Allá donde ha ido se ha encontrado con miles de personas pidiendo su dimisión
23 abr 2023 . Actualizado a las 05:00 h.Emmanuel Macron pasa por uno de sus peores momentos tanto a nivel internacional como de política interna. Por un lado, el amargor que ha dejado entre los franceses la aplicación de una polémica reforma de las pensiones —que retrasa progresivamente hasta el 2030 la edad mínima de jubilación de los 62 actuales a 64—; por otro, la incomprensión entre sus socios europeos tras su viaje a Pekín, en el que ha declarado que Europa no debe alinearse automáticamente tras Estados Unidos o China, en caso de un conflicto en Taiwán.
Emmanuel Macron llamó al orden el pasado miércoles a todo su Gobierno durante el último Consejo de Ministros. Según Le Point, les conminó a que permaneciera «concentrados en liderar sus respectivas carteras». «Hablen de sus temas, pero no hablen de ustedes», les espetó.

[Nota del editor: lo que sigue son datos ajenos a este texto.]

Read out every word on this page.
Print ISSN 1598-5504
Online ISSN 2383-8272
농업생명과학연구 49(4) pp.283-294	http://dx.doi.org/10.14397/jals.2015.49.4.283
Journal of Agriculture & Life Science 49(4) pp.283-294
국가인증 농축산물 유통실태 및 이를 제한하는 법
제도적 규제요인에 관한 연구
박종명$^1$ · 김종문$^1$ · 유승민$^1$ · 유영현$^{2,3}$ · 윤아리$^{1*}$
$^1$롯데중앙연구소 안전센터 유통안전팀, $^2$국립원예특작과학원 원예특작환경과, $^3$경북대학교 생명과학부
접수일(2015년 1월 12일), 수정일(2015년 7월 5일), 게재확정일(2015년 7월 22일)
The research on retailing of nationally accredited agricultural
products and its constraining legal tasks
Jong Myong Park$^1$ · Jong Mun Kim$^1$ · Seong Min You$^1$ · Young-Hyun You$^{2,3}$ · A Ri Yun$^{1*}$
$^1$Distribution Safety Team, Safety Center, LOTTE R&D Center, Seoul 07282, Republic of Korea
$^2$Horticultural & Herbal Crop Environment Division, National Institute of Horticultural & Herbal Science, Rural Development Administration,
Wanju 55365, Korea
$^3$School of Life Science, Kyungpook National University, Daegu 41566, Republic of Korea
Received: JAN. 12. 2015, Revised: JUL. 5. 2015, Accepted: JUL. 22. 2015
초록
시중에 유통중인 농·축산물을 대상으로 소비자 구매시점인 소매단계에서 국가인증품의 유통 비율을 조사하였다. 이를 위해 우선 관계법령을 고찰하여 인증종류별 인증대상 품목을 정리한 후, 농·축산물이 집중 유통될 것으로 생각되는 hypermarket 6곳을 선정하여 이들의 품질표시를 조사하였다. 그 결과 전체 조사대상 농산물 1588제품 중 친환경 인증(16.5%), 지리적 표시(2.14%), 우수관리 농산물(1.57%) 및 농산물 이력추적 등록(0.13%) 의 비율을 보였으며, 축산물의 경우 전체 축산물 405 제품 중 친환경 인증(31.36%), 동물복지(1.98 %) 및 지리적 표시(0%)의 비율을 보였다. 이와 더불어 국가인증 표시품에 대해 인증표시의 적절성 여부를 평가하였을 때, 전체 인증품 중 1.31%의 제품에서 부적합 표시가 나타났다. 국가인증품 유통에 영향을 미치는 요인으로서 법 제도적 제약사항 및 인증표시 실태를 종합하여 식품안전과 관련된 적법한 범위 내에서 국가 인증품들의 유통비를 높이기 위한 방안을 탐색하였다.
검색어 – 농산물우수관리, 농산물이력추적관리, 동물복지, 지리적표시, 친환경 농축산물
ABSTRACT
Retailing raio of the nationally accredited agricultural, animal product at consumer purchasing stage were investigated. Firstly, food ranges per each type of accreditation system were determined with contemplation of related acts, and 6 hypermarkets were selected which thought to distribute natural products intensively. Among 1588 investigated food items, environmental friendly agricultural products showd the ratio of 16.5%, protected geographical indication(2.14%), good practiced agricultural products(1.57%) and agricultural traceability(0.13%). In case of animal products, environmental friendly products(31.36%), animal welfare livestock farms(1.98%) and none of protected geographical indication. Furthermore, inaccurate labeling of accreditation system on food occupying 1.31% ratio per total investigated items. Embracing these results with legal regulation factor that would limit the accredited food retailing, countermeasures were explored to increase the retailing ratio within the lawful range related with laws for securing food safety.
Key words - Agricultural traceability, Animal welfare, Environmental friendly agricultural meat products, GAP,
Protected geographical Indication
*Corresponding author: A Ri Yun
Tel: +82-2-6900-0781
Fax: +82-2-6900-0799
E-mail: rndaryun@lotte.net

Una orden que refleja el momento que vive el presidente de la República, marcado por la falta de confianza que inspira en el electorado —con la más baja popularidad desde que asumió el cargo en el 2017— y fragilizado por la inconsistencia de su equipo de Gobierno.
El presidente ha iniciado esta semana un proceso de reconquista de la opinión pública, pero allí donde ha ido, Saint-Denis, Alsacia o l'Hérault, se ha topado con un comité de varios cientos o miles de personas que le abucheaban y pedían su dimisión.
Debía haber aprendido de los errores cometidos por François Hollande, al que acompañó primero como secretario adjunto del Elíseo y después como ministro de Economía. Especialmente, hacer promesas que no sabe si podrá cumplir. Hollande prometió en septiembre del 2012 invertir la curva del paro en un año, pero tardó cuatro en ver realizados sus deseos, fomentando la impaciencia entre el electorado.
«Cien días de tranquilidad»
Macron ha seguido sus pasos dándose «cien días de tranquilidad, de unidad, de ambición y de acción al servicio de Francia», especialmente en torno al empleo, la sanidad y la lucha contra el fraude. Pero los franceses parecen escépticos. La fórmula de los cien días ha sido comparada con el fin de Napoleón. Esos fueron los días que transcurrieron entre su vuelta al poder, tras pasar un primer exilio en la isla de Elba, y su fracaso final con la batalla de Waterloo el 18 de junio de 1815.
Con las vistas puestas en el 14 de julio, día de la fiesta nacional, Macron, su primera ministra, Elisabeth Borne, y su equipo de Gobierno han comenzado a anunciar una batería de medidas con las que esperan poder pasar la página de la reforma de las pensiones: Primas de 100 a 230 euros al mes para todos los profesores, prolongación del escudo que limita el precio de la electricidad hasta el 2025, fin de la retirada de puntos del carné de conducir por excesos de velocidad inferiores a 5 km/h o reducir de 66 a 20 días el tiempo medio de renovación del carné de identidad. La semana que viene habrá más.
Estos anuncios los hizo durante su gira por toda Francia. Y en cada ciudad, se organizan grupos que compiten en las redes sociales para ver quién es el que ofrece una acogida más ruidosa, golpeando sus cacerolas, a Macron y sus ministros, con el objetivo de que no olviden que no están de acuerdo con la reforma de las pensiones.
El viaje a Pekín
A nivel internacional, la incomprensión llegó tras el viaje de Macron a China. En el avión de vuelta, el presidente francés concedió una entrevista a varios medios ante los que volvió a insistir en uno de sus temas favoritos, «la autonomía estratégica» de Europa, dando a entender que ponía en un mismo plano a Estados Unidos y China al afirmar que «lo peor sería pensar que los europeos somos seguidores y que debemos adaptarnos al ritmo norteamericano y a un exceso de reacción chino».
Esta frase, como cuando en el 2019 habló de la «muerte cerebral del la OTAN», provocó una viva reacción de los aliados, que le acusan de romper la solidaridad trasatlántica y de olvidar que, sin la intervención de Estados Unidos, el presidente Vladimir Putin ya habría conseguido sus objetivos en Ucrania.
El viaje a China fue seguido de un desplazamiento a los Países Bajos para hablar de la soberanía europea, pero igual que cuando se desplaza ahora por las regiones de Francia, su discurso resulta inaudible.